His eyes turned to her. “I honestly don’t know. Except stick together, all of you. That’s the most important thing.”
Dicey agreed.
“If you can,” he said. “If you are able to. You might not be able to.”
“You and Windy—you were a big help to us,” Dicey said.
“That’s okay,” Stewart said.
“Especially Windy.”
“Windy had a good time. You brightened up his life.”
“Especially you, too.”
“I didn’t do anything. Sang you a couple of songs. Got you some bad hamburgers.”
“And took us to the beach, don’t forget that.”
They found 1724 Ocean Drive without any trouble. It was one of a long row of houses that stretched down treeless streets. It was a small house, shingled with gray asphalt. Three concrete steps led up to the plain front door. On one side of the door, two windows faced the street. There were thin curtains on the windows and you couldn’t see in. The house loo
ked flat-faced and empty. Dicey sat in the car and studied it before she got out. Was this going to be their home?

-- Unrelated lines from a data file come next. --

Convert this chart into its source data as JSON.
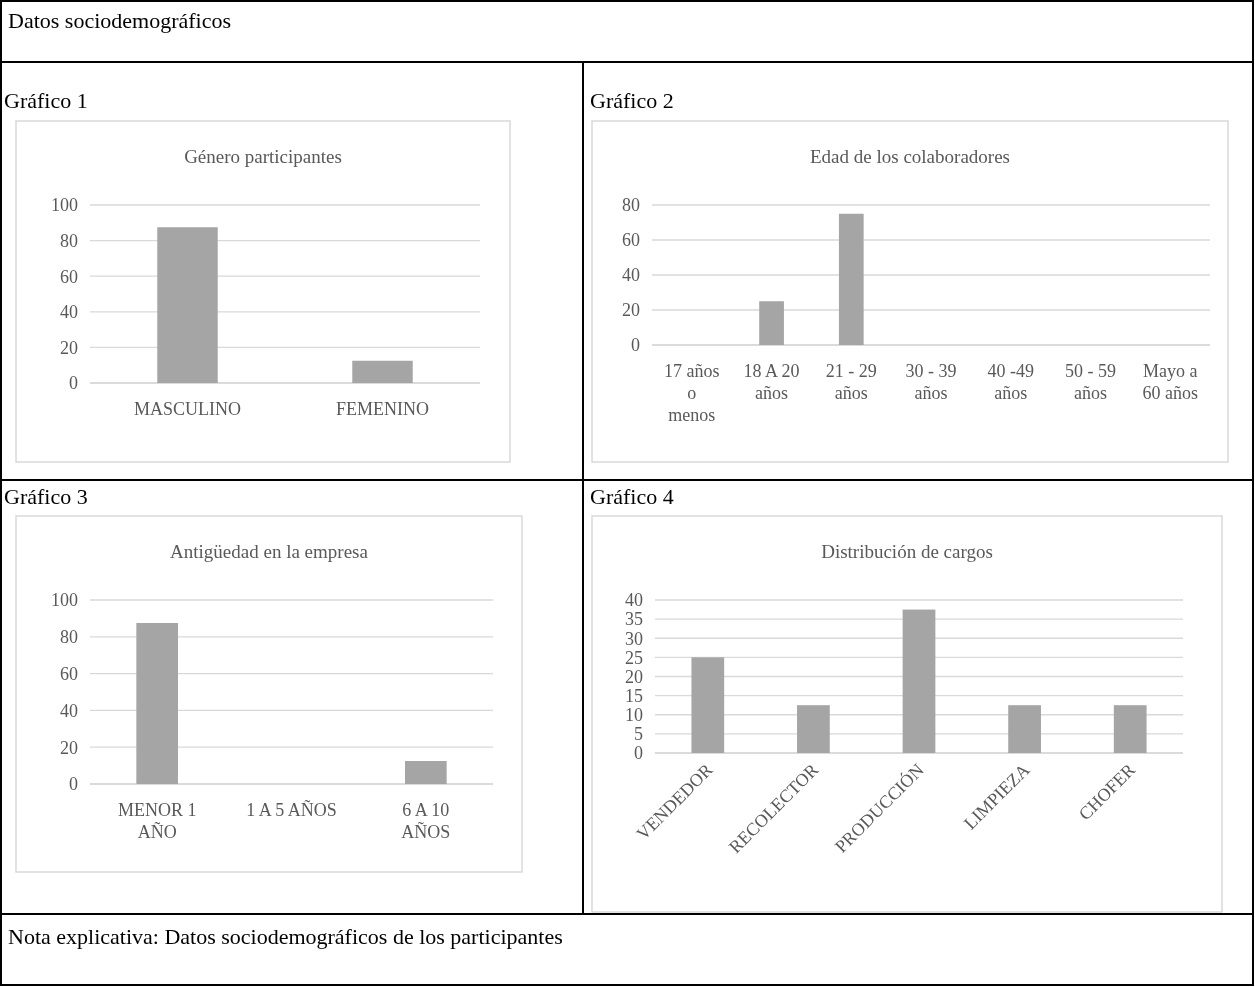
{
  "chart_data": [
    {
      "type": "bar",
      "title": "Género participantes",
      "subtitle": "Gráfico 1",
      "annotations": [
        "Datos sociodemográficos"
      ],
      "categories": [
        "MASCULINO",
        "FEMENINO"
      ],
      "values": [
        87.5,
        12.5
      ],
      "color": "#a5a5a5",
      "ylim": [
        0,
        100
      ],
      "yticks": [
        0,
        20,
        40,
        60,
        80,
        100
      ],
      "grid": "y"
    },
    {
      "type": "bar",
      "title": "Edad de los colaboradores",
      "subtitle": "Gráfico 2",
      "categories": [
        "17 años o menos",
        "18 A 20 años",
        "21 - 29 años",
        "30 - 39 años",
        "40 -49 años",
        "50 - 59 años",
        "Mayo a 60 años"
      ],
      "values": [
        0,
        25,
        75,
        0,
        0,
        0,
        0
      ],
      "color": "#a5a5a5",
      "ylim": [
        0,
        80
      ],
      "yticks": [
        0,
        20,
        40,
        60,
        80
      ],
      "grid": "y"
    },
    {
      "type": "bar",
      "title": "Antigüedad en la empresa",
      "subtitle": "Gráfico 3",
      "categories": [
        "MENOR 1 AÑO",
        "1 A 5 AÑOS",
        "6 A 10 AÑOS"
      ],
      "values": [
        87.5,
        0,
        12.5
      ],
      "color": "#a5a5a5",
      "ylim": [
        0,
        100
      ],
      "yticks": [
        0,
        20,
        40,
        60,
        80,
        100
      ],
      "grid": "y"
    },
    {
      "type": "bar",
      "title": "Distribución de cargos",
      "subtitle": "Gráfico 4",
      "annotations": [
        "Nota explicativa: Datos sociodemográficos de los participantes"
      ],
      "categories": [
        "VENDEDOR",
        "RECOLECTOR",
        "PRODUCCIÓN",
        "LIMPIEZA",
        "CHOFER"
      ],
      "values": [
        25,
        12.5,
        37.5,
        12.5,
        12.5
      ],
      "color": "#a5a5a5",
      "ylim": [
        0,
        40
      ],
      "yticks": [
        0,
        5,
        10,
        15,
        20,
        25,
        30,
        35,
        40
      ],
      "grid": "y"
    }
  ]
}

They clambered out of the car and said good-bye to Stewart. He left the motor running while he climbed out himself to shake hands with each one of them, James last, and wish them good luck.

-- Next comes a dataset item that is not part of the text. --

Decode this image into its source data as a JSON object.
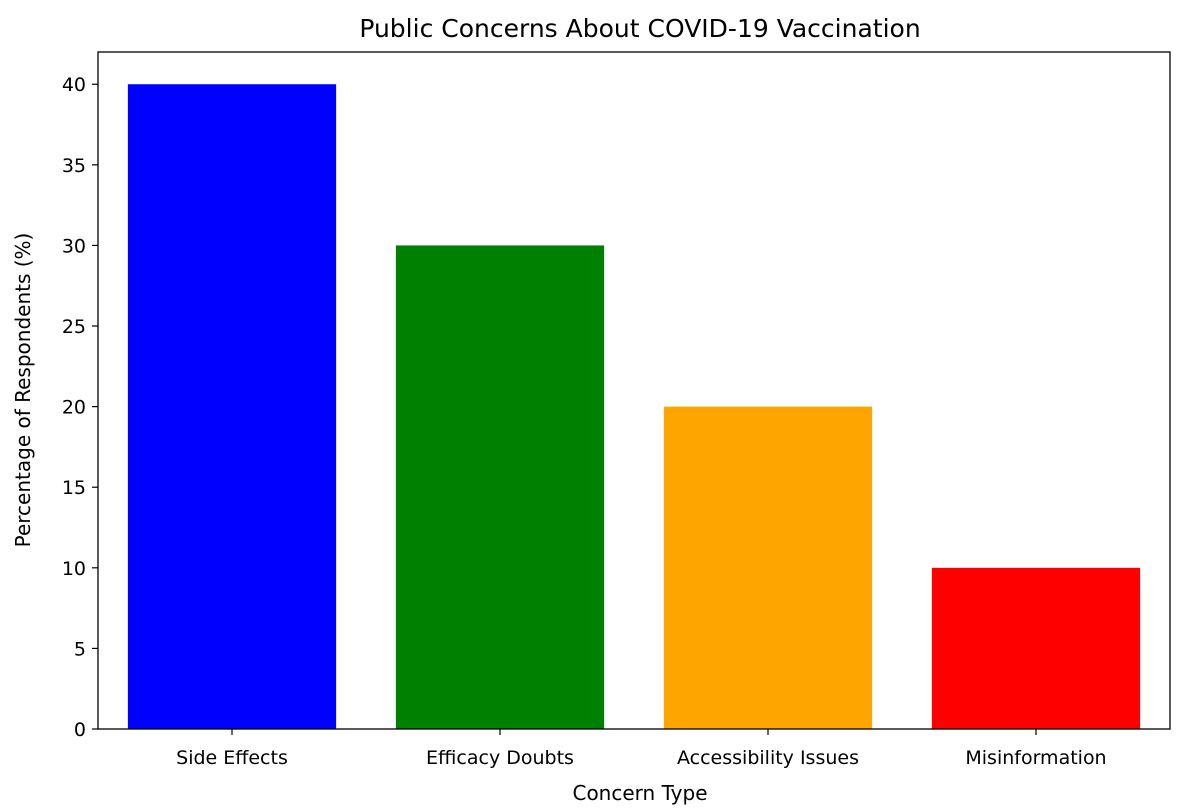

Then he drove off, down the street, away, the little black car clattering busily. Dicey waved to him, but he must not have seen her because he didn’t wave back. She turned to the closed door. She was nervous, but not in any way she had been nervous before. She looked at James and Maybeth and Sammy standing in a silent row and tried to smile at them. Then she went up the steps, hoping she looked more confident than she felt. At least they were all freshly washed. Dicey knocked on the door.
CHAPTER 9
Nobody answered Dicey’s knock. She could hear the echoes of her knockings inside, so she knew that she would have heard footsteps if someone had been hurrying to answer the door.
She knocked again, louder. While she waited, to be sure no one was at home, she studied the brown paint on the door. It was a thick reddish-brown color and in the inset panels you could see brush strokes.

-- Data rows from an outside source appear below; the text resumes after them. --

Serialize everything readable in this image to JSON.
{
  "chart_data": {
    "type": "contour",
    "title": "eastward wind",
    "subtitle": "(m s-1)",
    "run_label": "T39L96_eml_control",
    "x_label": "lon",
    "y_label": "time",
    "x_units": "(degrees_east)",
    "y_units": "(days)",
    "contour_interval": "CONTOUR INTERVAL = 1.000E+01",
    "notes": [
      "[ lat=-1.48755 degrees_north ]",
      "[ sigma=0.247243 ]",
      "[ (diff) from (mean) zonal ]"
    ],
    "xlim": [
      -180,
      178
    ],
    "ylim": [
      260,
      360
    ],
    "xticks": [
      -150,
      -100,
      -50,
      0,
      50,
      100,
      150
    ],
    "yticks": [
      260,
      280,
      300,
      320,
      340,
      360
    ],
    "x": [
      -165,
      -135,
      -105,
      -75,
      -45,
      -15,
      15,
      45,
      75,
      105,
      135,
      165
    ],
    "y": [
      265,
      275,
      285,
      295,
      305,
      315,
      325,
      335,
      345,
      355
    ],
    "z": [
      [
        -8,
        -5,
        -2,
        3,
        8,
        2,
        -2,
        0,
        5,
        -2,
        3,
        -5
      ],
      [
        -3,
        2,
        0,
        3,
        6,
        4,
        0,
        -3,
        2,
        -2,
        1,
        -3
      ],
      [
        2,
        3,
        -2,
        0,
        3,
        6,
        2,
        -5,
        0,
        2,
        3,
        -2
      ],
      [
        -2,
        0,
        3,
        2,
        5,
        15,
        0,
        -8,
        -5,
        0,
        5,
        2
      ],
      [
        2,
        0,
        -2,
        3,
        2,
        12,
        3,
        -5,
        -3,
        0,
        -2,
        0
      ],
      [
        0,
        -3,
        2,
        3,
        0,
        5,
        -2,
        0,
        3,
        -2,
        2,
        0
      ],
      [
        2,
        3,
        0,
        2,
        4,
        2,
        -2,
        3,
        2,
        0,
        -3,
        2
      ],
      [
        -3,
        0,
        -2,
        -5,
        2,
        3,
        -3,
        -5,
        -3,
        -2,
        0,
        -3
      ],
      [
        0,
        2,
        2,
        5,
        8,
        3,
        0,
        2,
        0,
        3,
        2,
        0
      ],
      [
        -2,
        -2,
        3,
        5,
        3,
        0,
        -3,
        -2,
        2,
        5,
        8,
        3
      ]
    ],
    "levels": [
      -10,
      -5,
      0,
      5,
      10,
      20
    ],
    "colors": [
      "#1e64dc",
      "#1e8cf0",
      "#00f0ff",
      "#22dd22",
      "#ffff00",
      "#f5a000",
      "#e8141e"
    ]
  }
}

Nobody was there. Dicey swallowed, as much in relief as in disappointment, and turned to face her family. “I guess we wait,” she said. She sat on the bottom step. They sat behind her and beside her.
They had nothing other than what they wore. Even Dicey’s map, rain-soaked and ripped, had been lost. Stewart had taken his with him.
“I thought Aunt Cilla was rich,” James said. “This isn’t a rich person’s house.”
“I must have been wrong about that,” Dicey said.
“Momma said she was,” James insisted.
“Then Momma was wrong.”
“Do you think Momma’s here?” Sammy asked. “If she’s here why isn’t she here?”
“I dunno,” Dicey said. “It’s Thursday, a working day, isn’t it? So if she’s got a job she’d be there, wouldn’t she?”
“What about Aunt Cilla? Is she too old to work?” James asked.
“I don’t know anything about her except what she wrote in her letters—and that wasn’t true.”